Poet Kenneth Steven lives in the cathedral town of Dunkeld but chooses to work away from the "trotting of pilgrims" in the quiet of his mother's garden in nearby Aberfeldy. Autumn, for him, is a time of refuge, a time between times, and he says that he can sense a tilting, a change coming over the earth as the autumn arrives. His poem September was inspired by a train journey north from London, as he observed that moment when, for him, this year's autumn came to Perthshire.
Mervyn Brown has been a shepherd and farmer in Perthshire for 50 years, although he says it took him more than 15 to feel accepted as a local. The shepherd's year begins in November and Mervyn describes the signs that he recognises as the arrival of a new season. For him, once, autumn was sad, the death of summer and the advent of a bleaker time, but with age, he says he has learnt that it is nothing but part of a continuing cycle, reflected in life itself. And living and working on the land has taught him to spot the very first hints of change, something he feels is lost on most of us.

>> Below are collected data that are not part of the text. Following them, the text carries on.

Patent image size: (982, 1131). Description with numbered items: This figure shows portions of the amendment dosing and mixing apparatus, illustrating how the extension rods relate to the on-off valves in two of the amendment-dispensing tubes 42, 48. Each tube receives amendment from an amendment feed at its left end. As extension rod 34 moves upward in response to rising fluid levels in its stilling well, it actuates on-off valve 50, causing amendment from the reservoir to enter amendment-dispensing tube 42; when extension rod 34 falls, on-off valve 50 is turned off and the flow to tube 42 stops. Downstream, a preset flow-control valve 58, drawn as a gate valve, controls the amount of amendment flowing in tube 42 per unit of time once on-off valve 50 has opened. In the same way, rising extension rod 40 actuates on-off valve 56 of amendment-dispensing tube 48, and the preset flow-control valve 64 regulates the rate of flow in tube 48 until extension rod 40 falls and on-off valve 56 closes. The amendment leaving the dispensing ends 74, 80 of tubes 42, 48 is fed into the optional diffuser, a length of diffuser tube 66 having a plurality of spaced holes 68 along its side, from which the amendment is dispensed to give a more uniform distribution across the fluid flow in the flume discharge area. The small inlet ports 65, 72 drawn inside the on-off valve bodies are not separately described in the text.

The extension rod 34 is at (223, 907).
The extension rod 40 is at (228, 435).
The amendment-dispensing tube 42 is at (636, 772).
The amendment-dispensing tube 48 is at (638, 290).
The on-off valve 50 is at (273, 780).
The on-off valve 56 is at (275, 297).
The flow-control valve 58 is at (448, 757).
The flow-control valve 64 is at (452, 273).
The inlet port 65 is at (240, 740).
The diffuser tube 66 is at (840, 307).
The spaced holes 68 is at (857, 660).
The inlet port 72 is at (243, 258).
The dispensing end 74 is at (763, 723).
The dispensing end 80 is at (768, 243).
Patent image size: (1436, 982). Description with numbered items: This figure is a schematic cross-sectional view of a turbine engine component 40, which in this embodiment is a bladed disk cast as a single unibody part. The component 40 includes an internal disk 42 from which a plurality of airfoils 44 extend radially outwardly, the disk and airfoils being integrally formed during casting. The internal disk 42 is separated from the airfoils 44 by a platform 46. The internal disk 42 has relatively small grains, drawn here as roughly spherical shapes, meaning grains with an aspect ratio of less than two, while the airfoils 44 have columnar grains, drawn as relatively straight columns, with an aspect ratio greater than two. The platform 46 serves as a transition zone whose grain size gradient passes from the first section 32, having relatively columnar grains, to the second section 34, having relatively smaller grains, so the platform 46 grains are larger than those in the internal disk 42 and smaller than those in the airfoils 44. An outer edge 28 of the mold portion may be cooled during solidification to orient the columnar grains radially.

Just along the loch from Mervyn's farm is the Scottish Crannog Centre at Kenmore, where Barrie Andrean and her husband Nicholas Dixon, both underwater archaeologists, explain how this cycle was part of everyday life in the earliest days of lochside living. The crannog dwellers who once lived here needed a real understanding of seasonality, as their lives depended on it: analysis of bracken found on the loch bed provides evidence that they lived here all year round and gives us an insight into what they ate, how they managed the woodlands and even, to some extent, their social structures. The arrival of winter, with the disappearance of the sun behind the hills, would have been a very clear indication that hard times were on their way, and maybe that fear, based on a real danger that they might not live to see the spring, is echoed in our feelings about winter today.
The Scottish Crannog Centre
Mike Strachan is a woodland officer with Scottish Natural Heritage and takes Helen to stand below the Fortingall Yew, which lays claim to the title of the oldest living organism in Europe. Thought to be 5000 years old, the yew represents, for Mike, the continuation of life while the more obviously vivid trees around "close down" for the winter. And while the beauty of the reds and golds attracts the eye, he appreciates the part played by the evergreens, which serve as a counterpoint to the glorious autumnal colour and live on through the winter once that autumn glory has gone.